I'm getting very similar temperature numbers to you in my testing so far.
post #51 of 68
Quote:
Originally Posted by jakmal View Post

....................
I am facing trouble with the ODD installation. Keeping it flat on the drive bed without the brackets seems to work, but if I put the ODD in after screwing it to the brackets, it doesn't. Still trying to figure out the issue. Can you let me know how exactly you used silicon to fix the position of the ODD?
There is know problem with some slot ODDs. They are flexible, so some people have disc loading problem with this drive when mounted too tightly.
I published this information/warning here.

Regards
post #52 of 68
Finally posted our piece (first of a three-part series) on the FC10 + Core i3-3225 build:

http://www.anandtech.com/show/6523/streacoms-fc10-and-nano150-building-a-fanless-ivy-bridge-htpc
post #53 of 68
Thread Starter 
Nice work Ganesh.

It's a pity there aren't more options in regards to passively-cooled GPUs.
Is there any way you can flip it the right way up to have the heatsink on top? A longer PCI riser?
Edited by scanspeak - 12/23/12 at 5:06pm
post #54 of 68
Regarding the Sony mounting, I hear mounting it with only 3 screws opposed to all 4 fixed the loading issue. Any problem with the firmware? I bought a Panasonic UJ235A and it's a disaster to work with as nothing supports it. I couldn't even get OEM drivers to load. Want to try the Sony. I would';ve also bent the heatpipes instead of compressing them, oh well. Watch the external power brick as well, the one that came with my Streacom PicoPSU died within a month, check my recent Streacom thread.
post #55 of 68
Hi everyone

I've had a good read of this thread as I'm building an FC9 to replace my HTTP. Going for a tri core Llano, which should be plenty for my needs, and low power too. Looking at a couple of AS Rock boards - just waiting to hear back from Streacom to see if there are known issues with these boards.

One question: I want to get an optical drive (preferably a blu ray reader) but am not too sure whether or not I need one with the front plastic bezel? I know I need one with at least the orange power button (for the numerous models out there without the plastic bit) but don't know if I need the plastic bit to make the eject button on my case make contact and eject the disc.

Any words of wisdom would be much appreciated

Cheers all

David
post #56 of 68
Thread Starter 
For that chassis, you'll need something like this:

Sony BC-5600S

post #57 of 68
Thanks for the reply David.

So just to confo
irm, are you saying that I do need a drive with a front plastic bezel?
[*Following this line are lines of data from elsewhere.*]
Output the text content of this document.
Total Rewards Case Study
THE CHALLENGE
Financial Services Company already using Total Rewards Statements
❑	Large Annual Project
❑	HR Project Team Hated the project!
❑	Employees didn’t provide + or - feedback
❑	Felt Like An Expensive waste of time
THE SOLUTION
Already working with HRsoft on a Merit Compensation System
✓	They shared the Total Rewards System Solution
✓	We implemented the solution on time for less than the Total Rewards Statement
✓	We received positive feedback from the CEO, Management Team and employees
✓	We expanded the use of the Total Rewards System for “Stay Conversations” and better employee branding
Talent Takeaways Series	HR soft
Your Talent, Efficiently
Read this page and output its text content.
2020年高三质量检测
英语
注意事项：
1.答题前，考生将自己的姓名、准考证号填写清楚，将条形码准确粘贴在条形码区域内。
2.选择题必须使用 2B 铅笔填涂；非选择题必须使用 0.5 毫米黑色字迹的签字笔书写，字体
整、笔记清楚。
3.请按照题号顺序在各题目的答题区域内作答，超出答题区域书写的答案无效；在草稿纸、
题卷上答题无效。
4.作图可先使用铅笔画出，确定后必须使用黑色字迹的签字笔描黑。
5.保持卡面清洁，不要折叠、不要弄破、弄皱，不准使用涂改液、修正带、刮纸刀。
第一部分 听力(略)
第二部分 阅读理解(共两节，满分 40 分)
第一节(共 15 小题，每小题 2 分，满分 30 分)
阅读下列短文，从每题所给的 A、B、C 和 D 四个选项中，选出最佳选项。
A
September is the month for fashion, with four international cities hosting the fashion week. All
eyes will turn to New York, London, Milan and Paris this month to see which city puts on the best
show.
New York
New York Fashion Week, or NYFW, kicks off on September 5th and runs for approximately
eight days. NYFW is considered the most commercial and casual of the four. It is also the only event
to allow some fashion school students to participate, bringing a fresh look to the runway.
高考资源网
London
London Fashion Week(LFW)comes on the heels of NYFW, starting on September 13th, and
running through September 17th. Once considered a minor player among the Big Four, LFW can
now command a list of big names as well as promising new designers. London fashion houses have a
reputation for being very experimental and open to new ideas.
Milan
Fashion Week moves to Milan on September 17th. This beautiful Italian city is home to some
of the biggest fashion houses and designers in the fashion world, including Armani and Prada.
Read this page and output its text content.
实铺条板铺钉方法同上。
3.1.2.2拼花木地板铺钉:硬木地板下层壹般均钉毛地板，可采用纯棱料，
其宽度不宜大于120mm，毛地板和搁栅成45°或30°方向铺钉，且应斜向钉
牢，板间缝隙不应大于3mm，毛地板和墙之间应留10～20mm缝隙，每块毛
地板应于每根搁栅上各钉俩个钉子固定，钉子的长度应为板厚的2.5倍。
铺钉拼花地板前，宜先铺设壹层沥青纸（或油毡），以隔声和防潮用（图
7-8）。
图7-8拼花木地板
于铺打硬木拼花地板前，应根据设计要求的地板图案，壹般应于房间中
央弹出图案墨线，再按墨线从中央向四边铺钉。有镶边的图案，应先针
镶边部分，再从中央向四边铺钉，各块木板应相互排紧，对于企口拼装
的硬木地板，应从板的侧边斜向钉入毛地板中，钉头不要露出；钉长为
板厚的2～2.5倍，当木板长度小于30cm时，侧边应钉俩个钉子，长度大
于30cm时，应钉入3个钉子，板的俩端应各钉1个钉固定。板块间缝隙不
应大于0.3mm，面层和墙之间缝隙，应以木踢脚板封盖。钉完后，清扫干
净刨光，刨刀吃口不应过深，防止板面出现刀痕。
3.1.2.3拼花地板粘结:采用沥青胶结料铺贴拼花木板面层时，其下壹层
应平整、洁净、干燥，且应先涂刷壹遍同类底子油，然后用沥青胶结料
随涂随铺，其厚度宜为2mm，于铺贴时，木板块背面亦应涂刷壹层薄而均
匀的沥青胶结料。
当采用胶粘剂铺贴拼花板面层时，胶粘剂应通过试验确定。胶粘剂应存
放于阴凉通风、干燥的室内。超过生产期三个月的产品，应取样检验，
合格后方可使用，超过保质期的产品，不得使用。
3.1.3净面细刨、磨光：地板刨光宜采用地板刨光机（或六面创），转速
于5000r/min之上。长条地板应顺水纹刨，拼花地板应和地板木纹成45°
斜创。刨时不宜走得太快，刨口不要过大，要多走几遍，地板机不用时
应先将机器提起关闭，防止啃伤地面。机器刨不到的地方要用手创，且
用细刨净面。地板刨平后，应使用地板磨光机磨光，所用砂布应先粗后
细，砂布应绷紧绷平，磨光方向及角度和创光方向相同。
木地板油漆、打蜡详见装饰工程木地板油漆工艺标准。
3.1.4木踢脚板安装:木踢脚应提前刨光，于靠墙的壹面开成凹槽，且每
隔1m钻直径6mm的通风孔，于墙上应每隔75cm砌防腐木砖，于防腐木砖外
I've seen some good deals online for drives without the bezel like this one here:



It does have an orange eject button on the right but I'm not sure if you need the plastic overlay to get it working.
post #58 of 68
Thread Starter 
The PC has been working beautifully for the past 6 months.

I bought a power meter today and ran some system power tests.

Results are good :
Idle power is about 25W.
Peak system power while running 3DMark06 was 70W.

With the 150W power supply that gives me at least 80W to play with for dedicated graphics card, perfect for a 75W PCI express card.
Taking the graphics load away from the 2.5GHz Intel i7 HD4000 will save a bit more power and help the CPU run cooler too.

The best 75W low-profile card I can find for the job is the the HIS HD 7750. The length of the card will necessitate cutting a slot in the SSD bracket to give it clearance.

http://www.hisdigital.com/us/product2-718.shtml




The plan is to remove the fans and heatsink and run heatpipes from the GPU to the heatsink on the left side of the chassis (bottom of pic below).



Edited by scanspeak - 3/31/13 at 10:54pm
post #59 of 68
Would downclocking a 3770k to 2.5 have the same tdp effect as a 3770t?
post #60 of 68
Thread Starter 
Oxn, not sure, but I reckon it would be close.